Graduation time brings about a period of reflection among us students. The commencement speeches reminisce about the collegiate experience, newly minted alumni deliver parting remarks to the institutions, colleagues and friends they now depart from, and all the while summer looms, and my mind wanders through collective experiences to discover and rediscover years now past.
Isaac Asimov, who died in 1992, said, “The saddest aspect of life right now is that science gathers knowledge faster than society gathers wisdom.”
I’m not sure if that’s true, but I can say that society in general is gathering knowledge faster now than Asimov saw in his lifetime.
That makes me worry about our collective wisdom.
Has your time in college made you wise? Is your understanding of your world nuanced by perspective and contemplation? Do you feel that when you stumble on new knowledge, it results in new wisdom?

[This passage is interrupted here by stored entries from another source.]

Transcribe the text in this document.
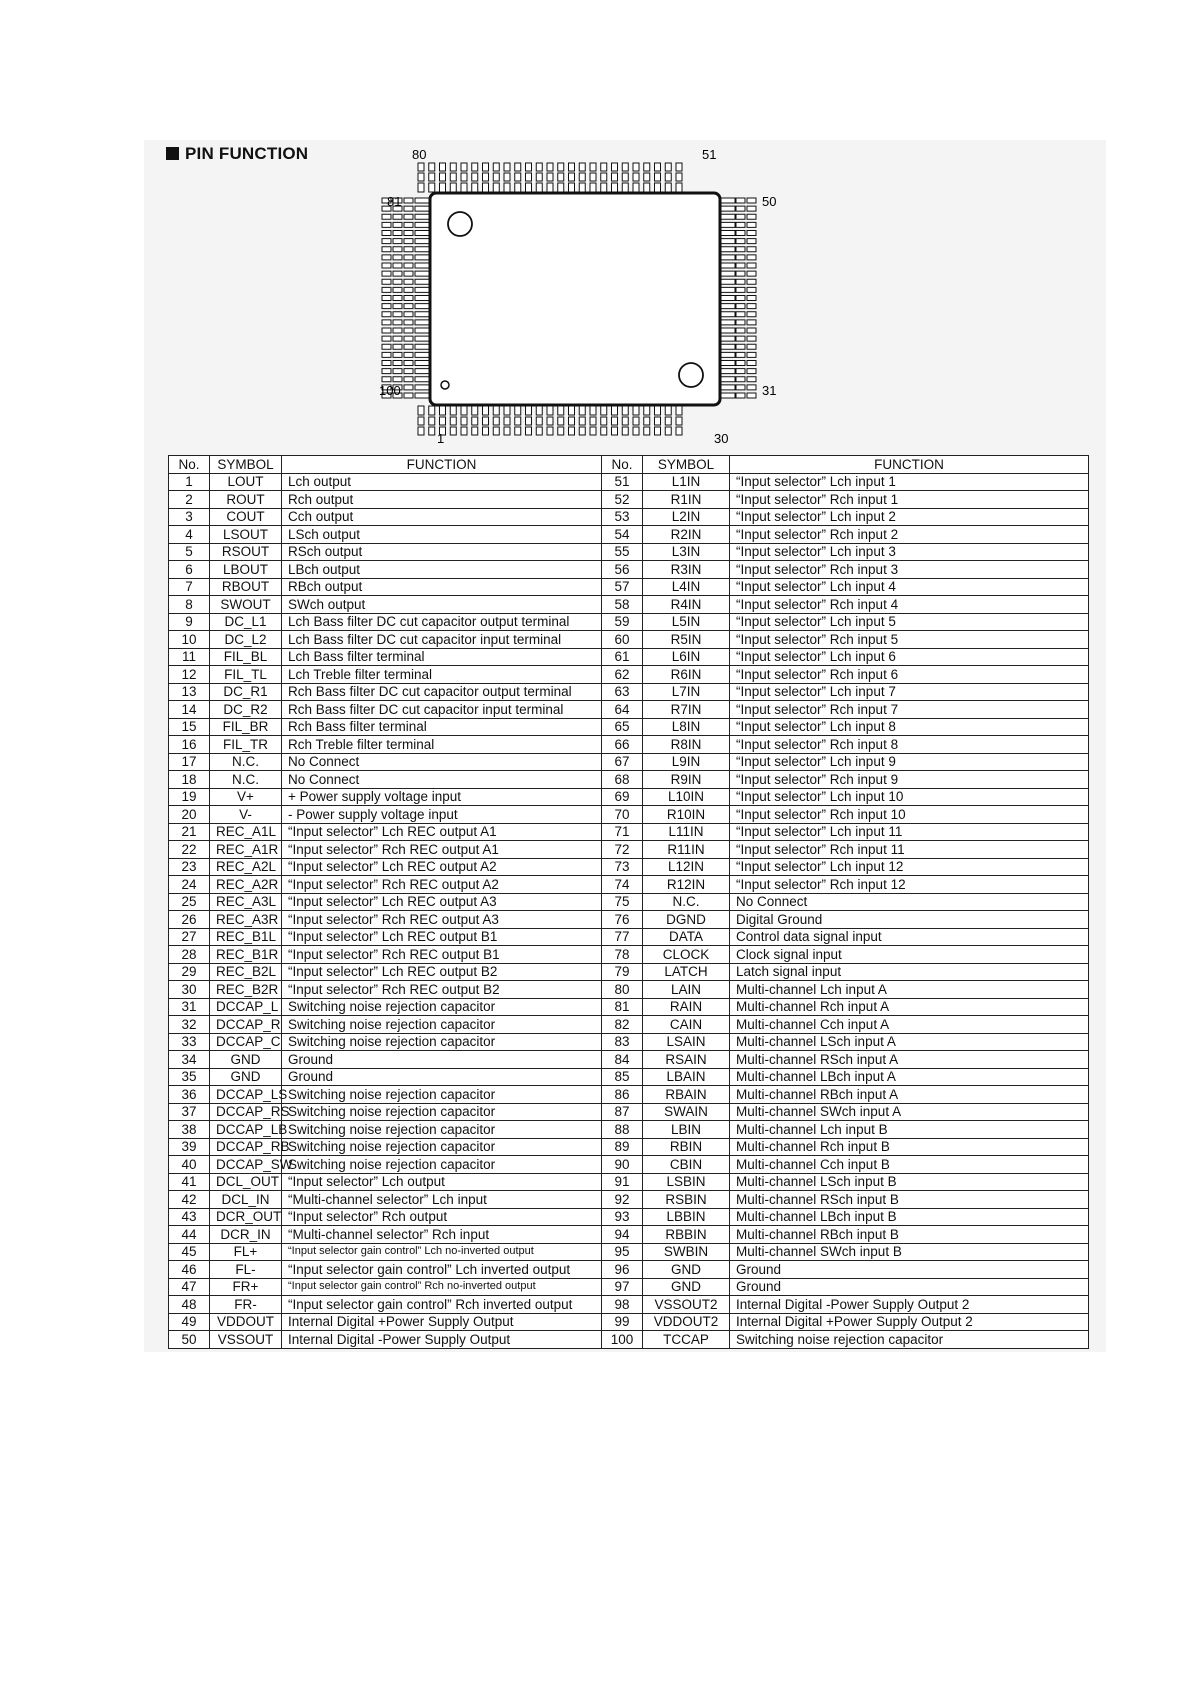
PIN FUNCTION	80	51
81	50
100	31
1	30
No.	SYMBOL	FUNCTION	No.	SYMBOL	FUNCTION
1	LOUT	Lch output	51	L1IN	“Input selector” Lch input 1
2	ROUT	Rch output	52	R1IN	“Input selector” Rch input 1
3	COUT	Cch output	53	L2IN	“Input selector” Lch input 2
4	LSOUT	LSch output	54	R2IN	“Input selector” Rch input 2
5	RSOUT	RSch output	55	L3IN	“Input selector” Lch input 3
6	LBOUT	LBch output	56	R3IN	“Input selector” Rch input 3
7	RBOUT	RBch output	57	L4IN	“Input selector” Lch input 4
8	SWOUT	SWch output	58	R4IN	“Input selector” Rch input 4
9	DC_L1	Lch Bass filter DC cut capacitor output terminal	59	L5IN	“Input selector” Lch input 5
10	DC_L2	Lch Bass filter DC cut capacitor input terminal	60	R5IN	“Input selector” Rch input 5
11	FIL_BL	Lch Bass filter terminal	61	L6IN	“Input selector” Lch input 6
12	FIL_TL	Lch Treble filter terminal	62	R6IN	“Input selector” Rch input 6
13	DC_R1	Rch Bass filter DC cut capacitor output terminal	63	L7IN	“Input selector” Lch input 7
14	DC_R2	Rch Bass filter DC cut capacitor input terminal	64	R7IN	“Input selector” Rch input 7
15	FIL_BR	Rch Bass filter terminal	65	L8IN	“Input selector” Lch input 8
16	FIL_TR	Rch Treble filter terminal	66	R8IN	“Input selector” Rch input 8
17	N.C.	No Connect	67	L9IN	“Input selector” Lch input 9
18	N.C.	No Connect	68	R9IN	“Input selector” Rch input 9
19	V+	+ Power supply voltage input	69	L10IN	“Input selector” Lch input 10
20	V-	- Power supply voltage input	70	R10IN	“Input selector” Rch input 10
21	REC_A1L	“Input selector” Lch REC output A1	71	L11IN	“Input selector” Lch input 11
22	REC_A1R	“Input selector” Rch REC output A1	72	R11IN	“Input selector” Rch input 11
23	REC_A2L	“Input selector” Lch REC output A2	73	L12IN	“Input selector” Lch input 12
24	REC_A2R	“Input selector” Rch REC output A2	74	R12IN	“Input selector” Rch input 12
25	REC_A3L	“Input selector” Lch REC output A3	75	N.C.	No Connect
26	REC_A3R	“Input selector” Rch REC output A3	76	DGND	Digital Ground
27	REC_B1L	“Input selector” Lch REC output B1	77	DATA	Control data signal input
28	REC_B1R	“Input selector” Rch REC output B1	78	CLOCK	Clock signal input
29	REC_B2L	“Input selector” Lch REC output B2	79	LATCH	Latch signal input
30	REC_B2R	“Input selector” Rch REC output B2	80	LAIN	Multi-channel Lch input A
31	DCCAP_L	Switching noise rejection capacitor	81	RAIN	Multi-channel Rch input A
32	DCCAP_R	Switching noise rejection capacitor	82	CAIN	Multi-channel Cch input A
33	DCCAP_C	Switching noise rejection capacitor	83	LSAIN	Multi-channel LSch input A
34	GND	Ground	84	RSAIN	Multi-channel RSch input A
35	GND	Ground	85	LBAIN	Multi-channel LBch input A
36	DCCAP_LS	Switching noise rejection capacitor	86	RBAIN	Multi-channel RBch input A
37	DCCAP_RS	Switching noise rejection capacitor	87	SWAIN	Multi-channel SWch input A
38	DCCAP_LB	Switching noise rejection capacitor	88	LBIN	Multi-channel Lch input B
39	DCCAP_RB	Switching noise rejection capacitor	89	RBIN	Multi-channel Rch input B
40	DCCAP_SW	Switching noise rejection capacitor	90	CBIN	Multi-channel Cch input B
41	DCL_OUT	“Input selector” Lch output	91	LSBIN	Multi-channel LSch input B
42	DCL_IN	“Multi-channel selector” Lch input	92	RSBIN	Multi-channel RSch input B
43	DCR_OUT	“Input selector” Rch output	93	LBBIN	Multi-channel LBch input B
44	DCR_IN	“Multi-channel selector” Rch input	94	RBBIN	Multi-channel RBch input B
45	FL+	“Input selector gain control” Lch no-inverted output	95	SWBIN	Multi-channel SWch input B
46	FL-	“Input selector gain control” Lch inverted output	96	GND	Ground
47	FR+	“Input selector gain control” Rch no-inverted output	97	GND	Ground
48	FR-	“Input selector gain control” Rch inverted output	98	VSSOUT2	Internal Digital -Power Supply Output 2
49	VDDOUT	Internal Digital +Power Supply Output	99	VDDOUT2	Internal Digital +Power Supply Output 2
50	VSSOUT	Internal Digital -Power Supply Output	100	TCCAP	Switching noise rejection capacitor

We are all young, we are all dumb, and we are all capable of learning more. I can say with some certainty, wisdom is an elusive goal for every soul from Einstein to Michael Kelso. Each time I think I’m close to finally understanding a subject, I find the sum of what I know wouldn’t fill a teacup.
Sounds bleak right? It can be, from a certain perspective. But college has shown me new perspectives, and a secret.
This secret soothed my dissatisfaction with the powerlessness of being financially paralyzed, subject to the world the previous generation created, and terrified of failing to make better one.
The secret is to learn to love the process of learning.
Before the imaginary jeers of ‘NEEEERD’ start flying towards my head, allow me a moment.
The key word is process. It can be easy to term the world in binary, in yes and no, in black and white. But life rarely is so simple. We cannot simply find wisdom, like discovering a forgotten twenty in a back pocket. Nor can wisdom be accomplished using a blueprint, with a college degree, x-amount of books read, y-amount of data remembered.
By fostering an enjoyment for processing new information and learning new things, you can truly find joy for a lifetime, because you will never be finished. It’s like a bottomless pit of food you will continually be satisfied by, because addiction to the feeling of discovery, of learning by your own creative understanding of the world, generates a unique satisfaction. This satisfaction doesn’t require excessive material possessions, or approval from peers.
When I say learning things, that doesn’t mean spending life behind textbooks. It’s an intrinsic process, meaning inside yourself. You can sit on the couch and learn. You can work your job and still learn. You can surf the internet and still learn.
The point is to use your mind, to think critically about everything around you.
The riot last year is one example that comes to mind. I attended the event and ran away when the police showed up. In the immediate aftermath I thought the police were the ones infringing on my freedoms and casual fun. But looking back and examining how the students fun affected the community as a whole, the event lost its innocence in my mind. There were neighbors who lost sleep, police hit with flying bottles, the national news coverage shifting the reputation of the university, the clean-up crew the next morning– all these parties were negatively affected, making me question my involvement with events like this in the future.
That kind of thinking helps us grow as students, as citizens, and as people. It is our ability to discern perspective, to think complexly, that makes us educated people, not the certificate you get handed on a stage.